Nesse caso, a intenção é evitar que sucumbamos aos mesmos erros; que, observando-os de longe, distanciados pelos 60 anos que se interpõem entre nós e o fato, possamos enfim contornar as possibilidades de reincidir no erro, no sofrimento, e, enfim, seguir em frente, com o erro superado, rumo a uma vida melhor, menos sofrida, mais feliz e com mais amor.

Isso é o que se chama “aprendizado”: de certo modo, o registro e utilização das experiências acumuladas nas culturas humanas. Freud alertava sobre isso em suas análises sobre o papel do Totem e do Tabu, a saber, de regular as práticas evitando erros e ensejando as ações consideradas virtuosas. Onde existe tabu, dizia ele, ou seja, onde existe proibição, ali existe o desejo pelo objeto proibido. Ao que poderíamos acrescentar: onde ainda existe a necessidade de relembrar datas de massacre de cunho racista, é porque ali ainda existe desejo racista, ignorância racista, falta de amor racista. Então, como fazer? Fiquemos atentos. Nada está conquistado.

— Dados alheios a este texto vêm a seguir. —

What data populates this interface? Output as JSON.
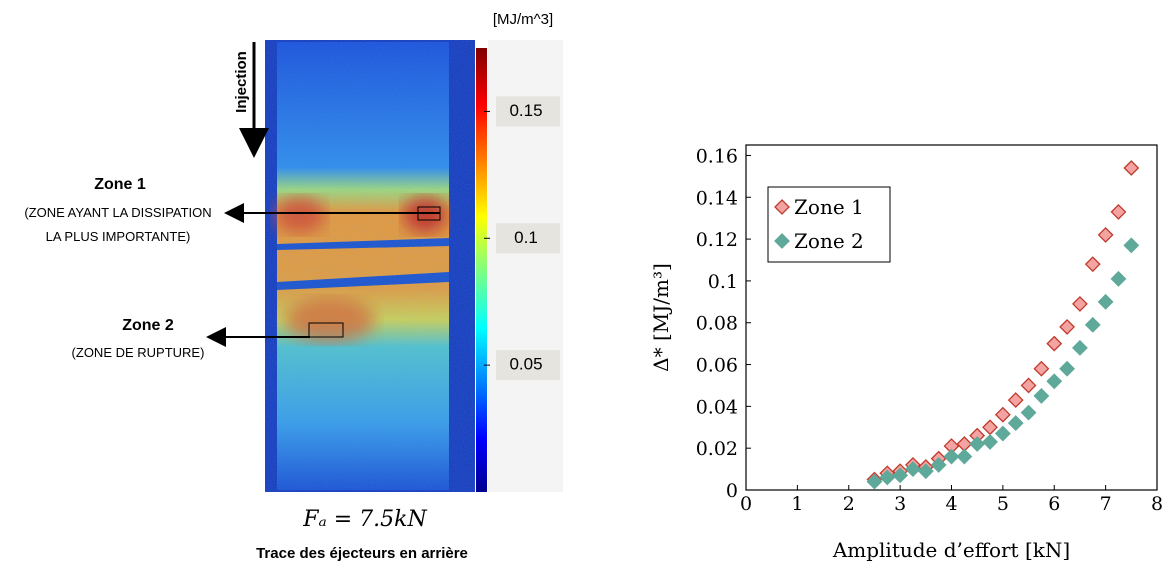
{
  "image_panel": {
    "colorbar_unit": "[MJ/m^3]",
    "clim": [
      0,
      0.175
    ],
    "colorbar_ticks": [
      0.05,
      0.1,
      0.15
    ],
    "arrow_label": "Injection",
    "zone1_title": "Zone 1",
    "zone1_line1": "(ZONE AYANT  LA DISSIPATION",
    "zone1_line2": "LA PLUS IMPORTANTE)",
    "zone2_title": "Zone 2",
    "zone2_line1": "(ZONE DE RUPTURE)",
    "load_label": "Fₐ = 7.5kN",
    "caption": "Trace des éjecteurs en arrière"
  },
  "chart_data": {
    "type": "scatter",
    "xlabel": "Amplitude d’effort [kN]",
    "ylabel": "Δ* [MJ/m³]",
    "x": [
      2.5,
      2.75,
      3,
      3.25,
      3.5,
      3.75,
      4,
      4.25,
      4.5,
      4.75,
      5,
      5.25,
      5.5,
      5.75,
      6,
      6.25,
      6.5,
      6.75,
      7,
      7.25,
      7.5
    ],
    "series": [
      {
        "name": "Zone 1",
        "color": "#f4a3a3",
        "edge": "#c0392b",
        "values": [
          0.005,
          0.008,
          0.009,
          0.012,
          0.011,
          0.015,
          0.021,
          0.022,
          0.026,
          0.03,
          0.036,
          0.043,
          0.05,
          0.058,
          0.07,
          0.078,
          0.089,
          0.108,
          0.122,
          0.133,
          0.154
        ]
      },
      {
        "name": "Zone 2",
        "color": "#5fa99a",
        "edge": "#5fa99a",
        "values": [
          0.004,
          0.006,
          0.007,
          0.01,
          0.009,
          0.012,
          0.016,
          0.016,
          0.022,
          0.023,
          0.027,
          0.032,
          0.037,
          0.045,
          0.052,
          0.058,
          0.068,
          0.079,
          0.09,
          0.101,
          0.117
        ]
      }
    ],
    "xlim": [
      0,
      8
    ],
    "ylim": [
      0,
      0.165
    ],
    "xticks": [
      0,
      1,
      2,
      3,
      4,
      5,
      6,
      7,
      8
    ],
    "yticks": [
      0,
      0.02,
      0.04,
      0.06,
      0.08,
      0.1,
      0.12,
      0.14,
      0.16
    ],
    "legend": "upper left"
  }
}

Anos depois do Massacre de Sharpeville, já em 2020, a bandeira antirracista ganha ainda mais força, após o assassinato de George Floyd por policiais nos EUA. Os protestos e discussões que se sucederam corroboram a afirmação de que o racismo ainda é um inimigo a combater em diferentes locais no mundo. No Brasil, temos todos os anos os Amarildos, as Marielles, os Joões Albertos Silveiras (o homem negro espancado até a morte em Porto Alegre no supermercado Carrefour), o menor de idade chicoteado por seguranças no supermercado em São Paulo, e tantos outros que morrem por conta do racismo institucional, escondidos atrás dos autos de resistência, do racismo ambiental contra povos e comunidades quilombolas, do racismo religioso que coloca fogo em terreiros de umbanda e candomblé, e outras inúmeras formas de manifestação do desejo racista, da falta de amor.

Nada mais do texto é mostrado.